Amazingly, some scientists don’t always adhere to these rules.  Some experiments are not blinded.  Some peer reviewers don’t carefully read the studies they are supposed to read.  Papers are published with “non-randomized” subjects and insignificant group sizes.  Fortunately, over time, these poorly designed studies are exposed and discarded.  So, while a single experiment does not usually produce significant advancement, repeat experimentation, over time, does produce the correct direction for continued scientific investigation.

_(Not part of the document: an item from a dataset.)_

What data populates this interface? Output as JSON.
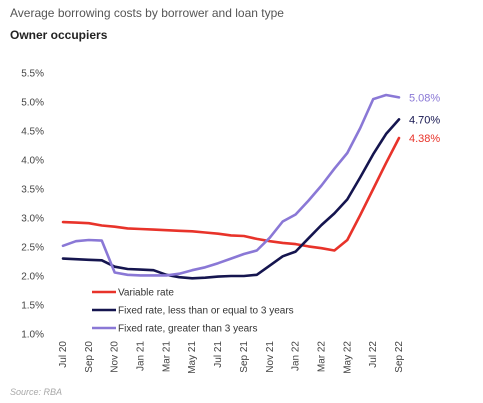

This leads us to the next level of scientific reliability: “multiple lines of converging evidence” (MLCE).  In addition to the Scientific Method and rigorous experimental design and implementation, when different branches of science all point to and support a common explanation of the natural world, a Scientific Theory, explaining a broad range of natural phenomena, is usually the result.  For example, the Theory of Evolution is supported by years of experimental findings from the fields of geology, genetics, biochemistry, molecular biology, bacteriology, virology and ecology.  While there is no absolute proof in Science, multiple lines of converging evidence point to the best explanation of cause and effect in the natural world.

“Science is a cooperative enterprise spanning the generations.  It’s the passing of a torch from teacher to student to teacher…a community of minds reaching back to antiquity and forward to the stars.” – Neil deGrasse Tyson, “Cosmos”.

Victor Dominocielo, M.A.

Victor Dominocielo, M.A., a California-credentialed teacher for 36 years, is the Human Biology and Health teacher at a local middle school. He earned his Master of Arts degree in Education from UCSB. The opinions expressed are his own.